Resodim 15mg is used for the treatment of clinically important hypervolemic and euvolemic hyponatremia contains patients with heart failure and Syndrome of Inappropriate Antidiuretic Hormone (SIADH).
Tolvaptan is a type of selective and competitive arginine vasopressin receptor 2 antagonist. Vasopressin show action on the V2 receptors found in the walls of the vasculature and luminal membranes of renal collecting ducts. By stopping V2 receptors in the renal collecting ducts, aquaporins do not enter themselves into the walls hence inhibiting water absorption. This activity basically results in a rise in urine volume, reduce urine osmolality, and increase electrolyte-free water clearance to decrease intravascular volume and a higher serum sodium level. Tolvaptan is specifically required for heart failure patients as they have higher serum levels of vasopressin.
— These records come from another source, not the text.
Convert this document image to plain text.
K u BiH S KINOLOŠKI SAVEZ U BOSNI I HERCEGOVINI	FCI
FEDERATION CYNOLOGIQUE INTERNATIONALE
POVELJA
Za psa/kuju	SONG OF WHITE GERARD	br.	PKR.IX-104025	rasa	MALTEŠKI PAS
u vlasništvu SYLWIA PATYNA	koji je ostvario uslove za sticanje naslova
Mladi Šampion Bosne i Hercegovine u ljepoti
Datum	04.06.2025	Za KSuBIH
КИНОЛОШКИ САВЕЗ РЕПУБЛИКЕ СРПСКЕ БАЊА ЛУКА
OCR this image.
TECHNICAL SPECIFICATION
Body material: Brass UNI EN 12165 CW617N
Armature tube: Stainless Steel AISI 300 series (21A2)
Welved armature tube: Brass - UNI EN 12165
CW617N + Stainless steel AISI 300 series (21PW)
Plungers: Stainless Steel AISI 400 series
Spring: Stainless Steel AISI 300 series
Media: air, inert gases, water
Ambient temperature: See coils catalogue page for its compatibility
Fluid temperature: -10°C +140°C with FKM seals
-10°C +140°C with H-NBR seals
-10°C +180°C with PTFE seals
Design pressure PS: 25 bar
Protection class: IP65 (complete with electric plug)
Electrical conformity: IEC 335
Time to peak plasma concentration of Resodim is 2-4 hours and the absolute bioavailability is unknown. Food will not affect the bioavailability of Resodim.
The plasma protein bounding of Resodim is 99% and Volume of distribution in healthy subjects is 3L/kg.
Resodim is metabolism occurs by CYP3A4 enzyme in the liver.
< 1% is excreted in the urine (unchanged form) and through fecal is very small amount of renal elimination.
In oral dose, half-life of Resodim is 12 hours
The recommended starting dose for Resodim is 15 mg administered once daily without food. The dose is increased to 30 mg once daily, after at least 24 hours, to a maximum of 60 mg once daily, as required to achieve the desired level of serum sodium.
Do not administer Resodim for more than 30 days to minimize the risk of liver injury.
Following discontinuation from Resodim, advised the patients to resume fluid restriction and should be observed for changes in serum sodium and volume status.
Administration of Resodim should be without food
Grape juice should be avoided during therapy with Resodim
Administrating monotherapy oral doses up to 480 mg and multiple doses up to 300 mg once in a day for 5 days have been well accepted in studies in healthy subjects. There is no essential antitoxin for Resodim intoxication. The signs and symptoms of an acute overdose can be expected to be those of extra pharmacologic effect: a increase in serum sodium concentration, polyuria, thirst, and dehydration/hypovolemia.
- The conditions like Hypernatremia, hypovolemia, and/or dehydration; provoke patient to drink whenever thirsty
- Risk of potassium level increased
- Resodim 15mg produce Osmotic demyelination syndrome is a harm along with too-fast correction of hyponatremia
- Resodim 15mg can develops serious and likely fatal liver injury; acute liver failure needed liver transplantation reported; discontinue if laboratory abnormalities or signs or symptoms of liver injury are apparent.